A Facebook posting echoes the view of many critics who have confronted my take on frugality.Their argument goes like this :
Why be frugal ? If you die tomorrow, then all you did not enjoy your life enough. You should live in the present moment and buy whatever you want.
Here is my response to this criticism :
a) The problem arises if you don't die.
Our career trajectories tend to be short compared to our lifespan. In our generation we can expect to live until 80. A large risk that is not addressed by competing ideas of financial self help is what happens if you don't die but live until 105. In such a case, you might end up being a serious liability to your children. Or other tax-payers.
b) There is this thing called children that can receive your wealth after you are gone.

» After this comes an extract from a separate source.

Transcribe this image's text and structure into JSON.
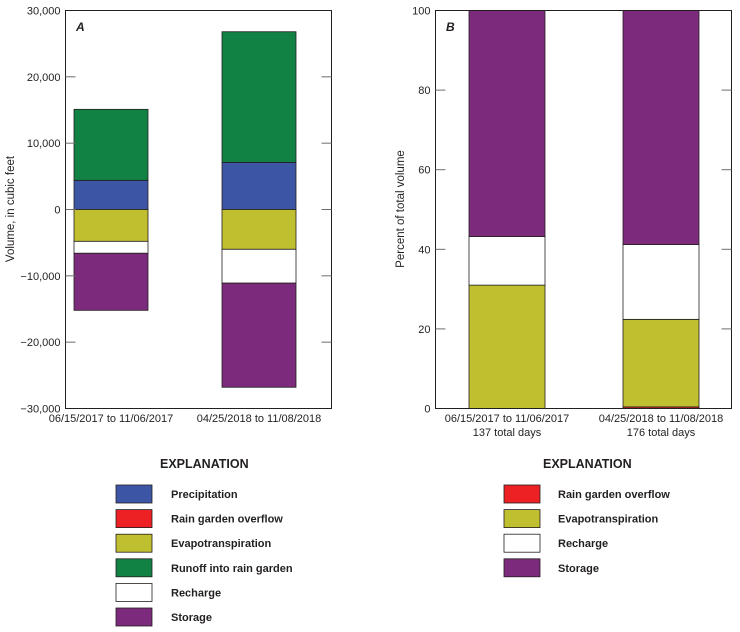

If you are like me, someone looks at money as something which buys choices and solves problems, then if you die, your children can benefit from the free flow of passive income. This opens up tremendous possibilities to decide what their calling is and focus something which may not be for survival but for their personal actualization.
c) You can justify all sort of atrocities using the argument that you might die tomorrow.

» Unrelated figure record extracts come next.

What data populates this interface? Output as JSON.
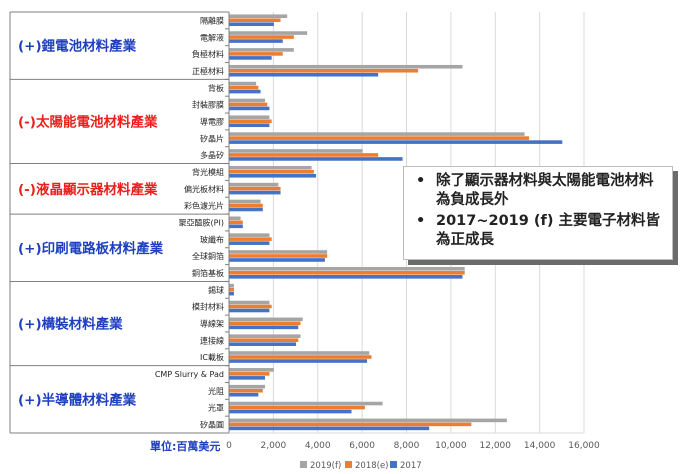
{
  "chart_data": {
    "type": "bar",
    "orientation": "horizontal",
    "xlabel": "單位:百萬美元",
    "xlim": [
      0,
      16000
    ],
    "x_ticks": [
      0,
      2000,
      4000,
      6000,
      8000,
      10000,
      12000,
      14000,
      16000
    ],
    "x_tick_labels": [
      "0",
      "2,000",
      "4,000",
      "6,000",
      "8,000",
      "10,000",
      "12,000",
      "14,000",
      "16,000"
    ],
    "grid": "vertical",
    "legend_position": "bottom",
    "series": [
      {
        "name": "2019(f)",
        "color": "#a5a5a5"
      },
      {
        "name": "2018(e)",
        "color": "#ed7d31"
      },
      {
        "name": "2017",
        "color": "#4472c4"
      }
    ],
    "groups": [
      {
        "label": "(+)鋰電池材料產業",
        "label_color": "#1f3fbf",
        "items": [
          {
            "category": "隔離膜",
            "values": [
              2600,
              2300,
              2000
            ]
          },
          {
            "category": "電解液",
            "values": [
              3500,
              2900,
              2400
            ]
          },
          {
            "category": "負極材料",
            "values": [
              2900,
              2400,
              1900
            ]
          },
          {
            "category": "正極材料",
            "values": [
              10500,
              8500,
              6700
            ]
          }
        ]
      },
      {
        "label": "(-)太陽能電池材料產業",
        "label_color": "#e8211c",
        "items": [
          {
            "category": "背板",
            "values": [
              1200,
              1300,
              1400
            ]
          },
          {
            "category": "封裝膠膜",
            "values": [
              1600,
              1700,
              1800
            ]
          },
          {
            "category": "導電膠",
            "values": [
              1800,
              1900,
              1800
            ]
          },
          {
            "category": "矽晶片",
            "values": [
              13300,
              13500,
              15000
            ]
          },
          {
            "category": "多晶矽",
            "values": [
              6000,
              6700,
              7800
            ]
          }
        ]
      },
      {
        "label": "(-)液晶顯示器材料產業",
        "label_color": "#e8211c",
        "items": [
          {
            "category": "背光模組",
            "values": [
              3700,
              3800,
              3900
            ]
          },
          {
            "category": "偏光板材料",
            "values": [
              2200,
              2300,
              2300
            ]
          },
          {
            "category": "彩色濾光片",
            "values": [
              1400,
              1500,
              1500
            ]
          }
        ]
      },
      {
        "label": "(+)印刷電路板材料產業",
        "label_color": "#1f3fbf",
        "items": [
          {
            "category": "聚亞醯胺(PI)",
            "values": [
              500,
              600,
              600
            ]
          },
          {
            "category": "玻纖布",
            "values": [
              1800,
              1900,
              1800
            ]
          },
          {
            "category": "全球銅箔",
            "values": [
              4400,
              4400,
              4300
            ]
          },
          {
            "category": "銅箔基板",
            "values": [
              10600,
              10600,
              10500
            ]
          }
        ]
      },
      {
        "label": "(+)構裝材料產業",
        "label_color": "#1f3fbf",
        "items": [
          {
            "category": "錫球",
            "values": [
              200,
              200,
              200
            ]
          },
          {
            "category": "模封材料",
            "values": [
              1800,
              1900,
              1800
            ]
          },
          {
            "category": "導線架",
            "values": [
              3300,
              3200,
              3100
            ]
          },
          {
            "category": "連接線",
            "values": [
              3200,
              3100,
              3000
            ]
          },
          {
            "category": "IC載板",
            "values": [
              6300,
              6400,
              6200
            ]
          }
        ]
      },
      {
        "label": "(+)半導體材料產業",
        "label_color": "#1f3fbf",
        "items": [
          {
            "category": "CMP Slurry & Pad",
            "values": [
              2000,
              1800,
              1600
            ]
          },
          {
            "category": "光阻",
            "values": [
              1600,
              1500,
              1300
            ]
          },
          {
            "category": "光罩",
            "values": [
              6900,
              6100,
              5500
            ]
          },
          {
            "category": "矽晶圓",
            "values": [
              12500,
              10900,
              9000
            ]
          }
        ]
      }
    ]
  },
  "callout": {
    "bullets": [
      "除了顯示器材料與太陽能電池材料為負成長外",
      "2017~2019 (f) 主要電子材料皆為正成長"
    ]
  }
}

Actually this is a nifty argument. I can argue that you can buy a Lexus, then drive it into an orphanage and roll over a bunch of kids, after all, you might be dead tomorrow. The logic remains the same, you'll be in serious trouble if you are still alive the next day.
While I'm just one sample, I bet that most people who are focused on wealth accumulation do not view money in material terms. I see it as a score - something like experience points in an RPG. Spending money is painful to me, it's like getting level drained. It was hard for me during the last Christmas season when I forced myself to buy some gadgets ( Got a Kindle Fire and a Samsung MV800 camera ) but had to realise that it did not give me any personal satisfaction.
( But a visit to the NUS CO-OP to buy psychology textbooks ultimately did because I now have a lot of theories I want to test in real life )
There is safety and security even if money is not spent. Equity ownership gives a stock holder power, he has a right to table questions to the management of the company that he owns. He can work because he wants to be associated with an organization or to fend off boredom.
That's why we save. We're buying security and power.